Mitchell, in a response to POLITICO, said her comments about the “new American majority” were referring to an executive order by the Biden administration directing federal agencies to help citizens register to vote and to educate them on how to do so. The effort amounts to turning “every federal agency into a Democratic turnout machine — using our tax dollars in the process,” said Mitchell.
This is why they want to eliminate early voting, eliminate voting places, eliminate mail voting, and eliminate voting drop boxes: to force anyone who does want to vote in urban areas to run the gauntlet of screaming assholes demanding identification, again and again, bogging down lines of voters, already slowed down by Republicans strategically eliminating voting machines in Black precincts. 
They want local news stories of "voter fraud" and "urban violence at polling places" to scare off other voters too.

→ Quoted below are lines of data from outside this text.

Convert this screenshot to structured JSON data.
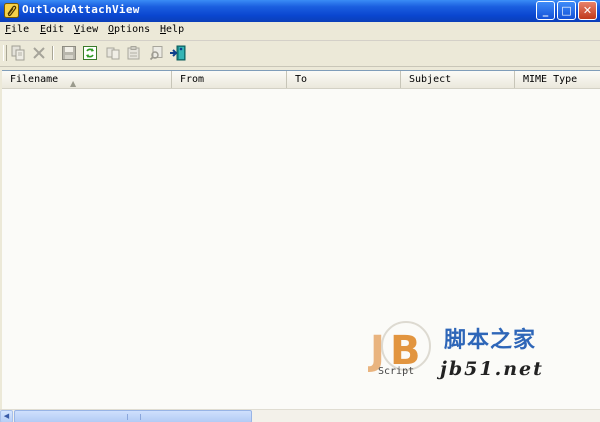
{
  "window": {
    "title": "OutlookAttachView",
    "controls": {
      "minimize": "_",
      "maximize": "□",
      "close": "✕"
    }
  },
  "menu": [
    {
      "label": "File",
      "accel": "F",
      "rest": "ile"
    },
    {
      "label": "Edit",
      "accel": "E",
      "rest": "dit"
    },
    {
      "label": "View",
      "accel": "V",
      "rest": "iew"
    },
    {
      "label": "Options",
      "accel": "O",
      "rest": "ptions"
    },
    {
      "label": "Help",
      "accel": "H",
      "rest": "elp"
    }
  ],
  "toolbar": {
    "icons": [
      "copy-icon",
      "delete-icon",
      "save-icon",
      "refresh-icon",
      "copy-files-icon",
      "properties-icon",
      "find-icon",
      "exit-icon"
    ]
  },
  "columns": [
    "Filename",
    "From",
    "To",
    "Subject",
    "MIME Type"
  ],
  "rows": [],
  "watermark": {
    "logo_letters": "JB",
    "logo_caption": "Script",
    "chinese": "脚本之家",
    "site": "jb51.net"
  },
  "colors": {
    "titlebar": "#0a46d0",
    "chrome": "#ece9d8",
    "list_bg": "#fbfbf8",
    "watermark_blue": "#2e66b8",
    "watermark_orange": "#e08a2c"
  }
}
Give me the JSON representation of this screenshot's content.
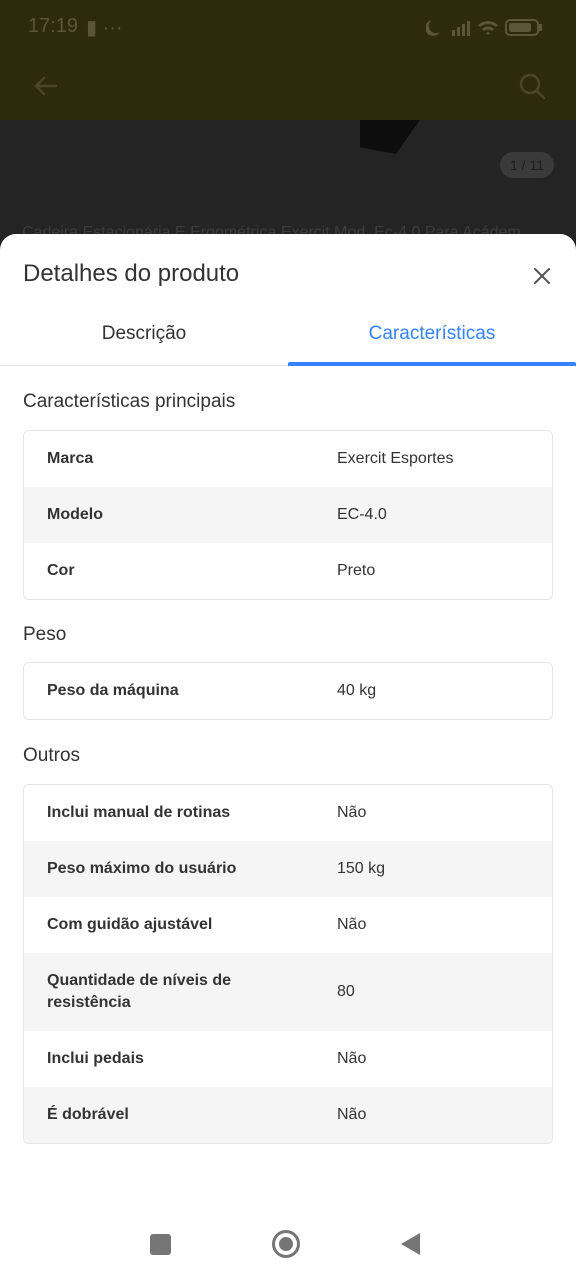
{
  "status_bar": {
    "time": "17:19",
    "extra": "▮ ···",
    "battery": "87"
  },
  "background": {
    "image_counter": "1 / 11",
    "product_title": "Cadeira Estacionária E Ergométrica Exercit Mod. Ec-4.0 Para Acádem..."
  },
  "sheet": {
    "title": "Detalhes do produto",
    "tabs": [
      {
        "label": "Descrição",
        "active": false
      },
      {
        "label": "Características",
        "active": true
      }
    ],
    "sections": [
      {
        "title": "Características principais",
        "rows": [
          {
            "key": "Marca",
            "value": "Exercit Esportes"
          },
          {
            "key": "Modelo",
            "value": "EC-4.0"
          },
          {
            "key": "Cor",
            "value": "Preto"
          }
        ]
      },
      {
        "title": "Peso",
        "rows": [
          {
            "key": "Peso da máquina",
            "value": "40 kg"
          }
        ]
      },
      {
        "title": "Outros",
        "rows": [
          {
            "key": "Inclui manual de rotinas",
            "value": "Não"
          },
          {
            "key": "Peso máximo do usuário",
            "value": "150 kg"
          },
          {
            "key": "Com guidão ajustável",
            "value": "Não"
          },
          {
            "key": "Quantidade de níveis de resistência",
            "value": "80"
          },
          {
            "key": "Inclui pedais",
            "value": "Não"
          },
          {
            "key": "É dobrável",
            "value": "Não"
          }
        ]
      }
    ]
  },
  "colors": {
    "accent": "#3483fa",
    "text": "#333333",
    "row_alt": "#f5f5f5",
    "header_dim": "#2e2a0c"
  },
  "icons": [
    "back-arrow-icon",
    "search-icon",
    "close-icon",
    "recents-icon",
    "home-icon",
    "back-icon"
  ]
}
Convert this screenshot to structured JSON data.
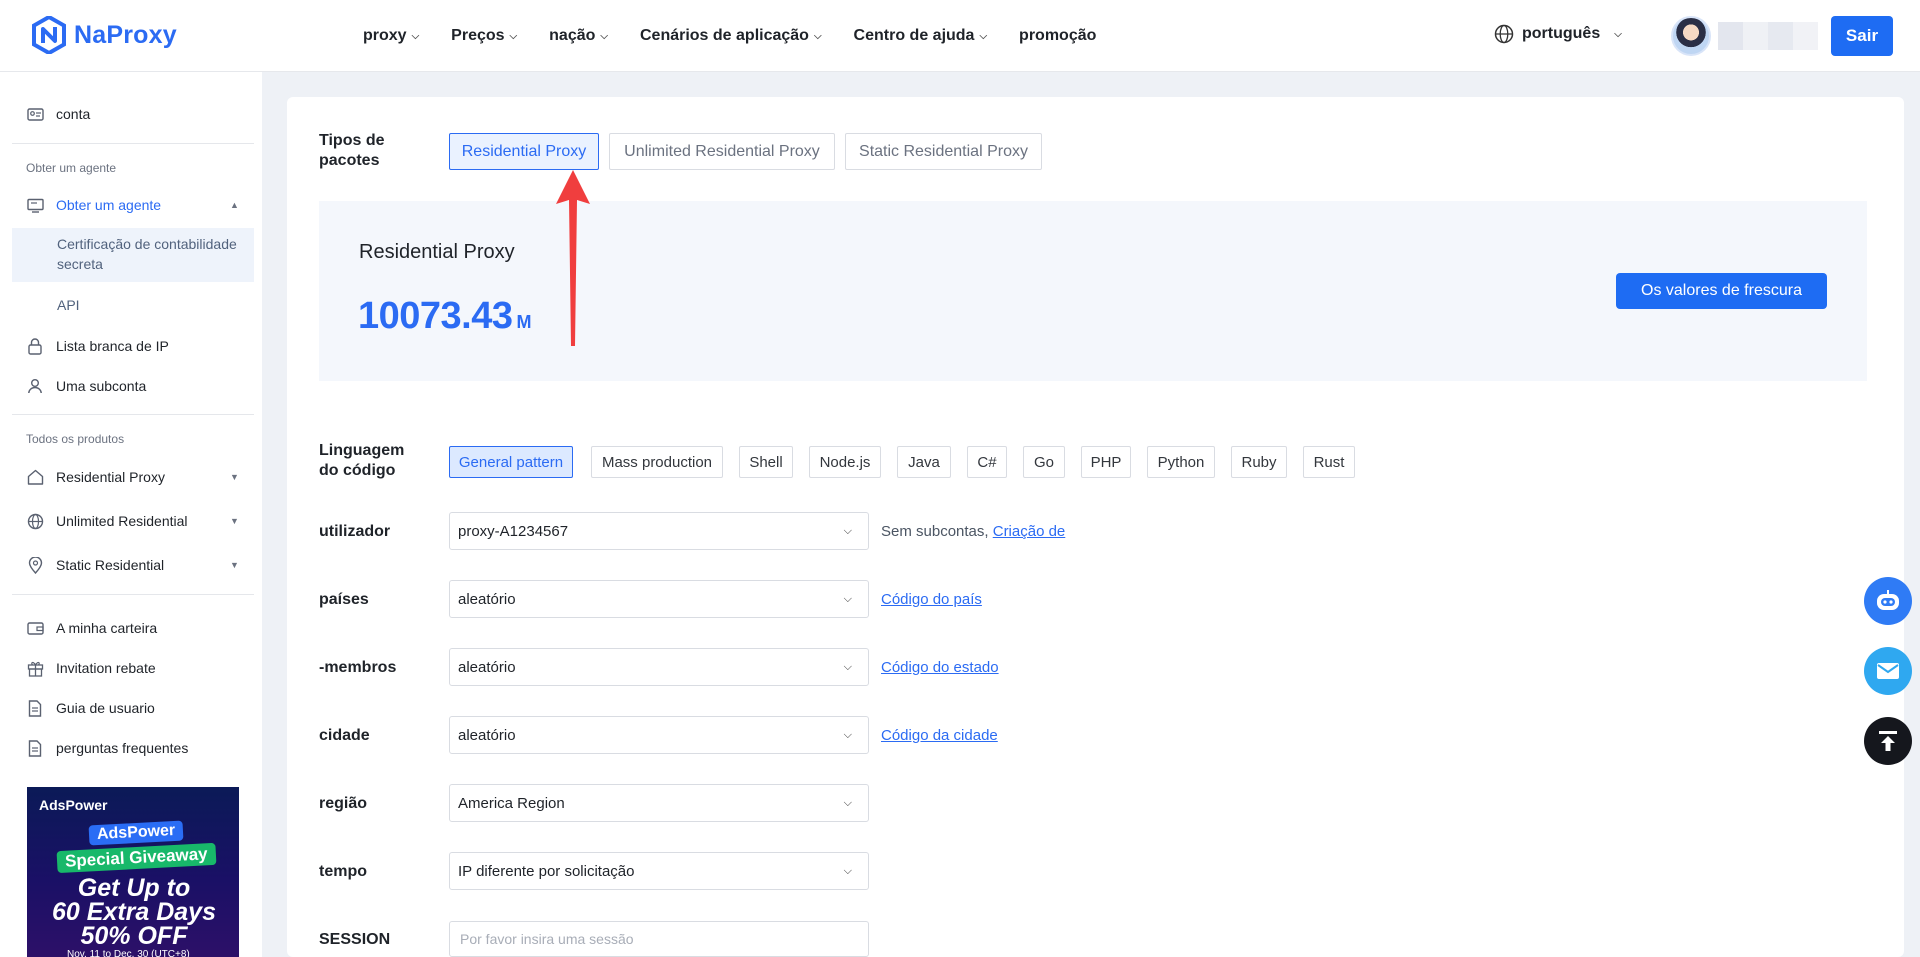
{
  "header": {
    "brand": "NaProxy",
    "nav": [
      {
        "label": "proxy"
      },
      {
        "label": "Preços"
      },
      {
        "label": "nação"
      },
      {
        "label": "Cenários de aplicação"
      },
      {
        "label": "Centro de ajuda"
      },
      {
        "label": "promoção"
      }
    ],
    "language": "português",
    "logout": "Sair"
  },
  "sidebar": {
    "account": "conta",
    "section_agent": "Obter um agente",
    "agent_menu": "Obter um agente",
    "sub_cert": "Certificação de contabilidade secreta",
    "sub_api": "API",
    "whitelist": "Lista branca de IP",
    "subaccount": "Uma subconta",
    "section_products": "Todos os produtos",
    "prod_residential": "Residential Proxy",
    "prod_unlimited": "Unlimited Residential",
    "prod_static": "Static Residential",
    "wallet": "A minha carteira",
    "invitation": "Invitation rebate",
    "guide": "Guia de usuario",
    "faq": "perguntas frequentes",
    "ad": {
      "brand": "AdsPower",
      "line1": "AdsPower",
      "line2": "Special Giveaway",
      "line3": "Get Up to",
      "line4": "60 Extra Days",
      "line5": "50% OFF",
      "line6": "Nov. 11 to Dec. 30 (UTC+8)"
    }
  },
  "main": {
    "package_label": "Tipos de pacotes",
    "packages": [
      {
        "label": "Residential Proxy",
        "active": true
      },
      {
        "label": "Unlimited Residential Proxy",
        "active": false
      },
      {
        "label": "Static Residential Proxy",
        "active": false
      }
    ],
    "balance": {
      "title": "Residential Proxy",
      "value": "10073.43",
      "unit": "M",
      "button": "Os valores de frescura"
    },
    "code_label": "Linguagem do código",
    "code_languages": [
      {
        "label": "General pattern",
        "active": true
      },
      {
        "label": "Mass production"
      },
      {
        "label": "Shell"
      },
      {
        "label": "Node.js"
      },
      {
        "label": "Java"
      },
      {
        "label": "C#"
      },
      {
        "label": "Go"
      },
      {
        "label": "PHP"
      },
      {
        "label": "Python"
      },
      {
        "label": "Ruby"
      },
      {
        "label": "Rust"
      }
    ],
    "fields": {
      "user": {
        "label": "utilizador",
        "value": "proxy-A1234567",
        "hint": "Sem subcontas,",
        "link": "Criação de"
      },
      "country": {
        "label": "países",
        "value": "aleatório",
        "link": "Código do país"
      },
      "state": {
        "label": "-membros",
        "value": "aleatório",
        "link": "Código do estado"
      },
      "city": {
        "label": "cidade",
        "value": "aleatório",
        "link": "Código da cidade"
      },
      "region": {
        "label": "região",
        "value": "America Region"
      },
      "time": {
        "label": "tempo",
        "value": "IP diferente por solicitação"
      },
      "session": {
        "label": "SESSION",
        "placeholder": "Por favor insira uma sessão"
      }
    }
  },
  "colors": {
    "primary": "#1e6cf3",
    "accent_blue": "#2b6bf3",
    "annotation_arrow": "#f03e3e"
  }
}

They sure won't touch my polling place, a senior citizens' center in Kentucky. It never takes me more than 20 minutes to vote, and when I was able to vote by mail in 2020, it was the easiest thing in the world. 

In 2022 they want people to spend an entire day waiting in line, and then accuse them of cheating.

If you can vote early in your state, do it.

All this is planned disenfranchisement and harassment, and it's going to be on a scale unheard of in November. The Roberts Court certainly isn't going to help. Democratic candidates are going to lose millions of votes in November as a result.

We have to vote in numbers they can't stop.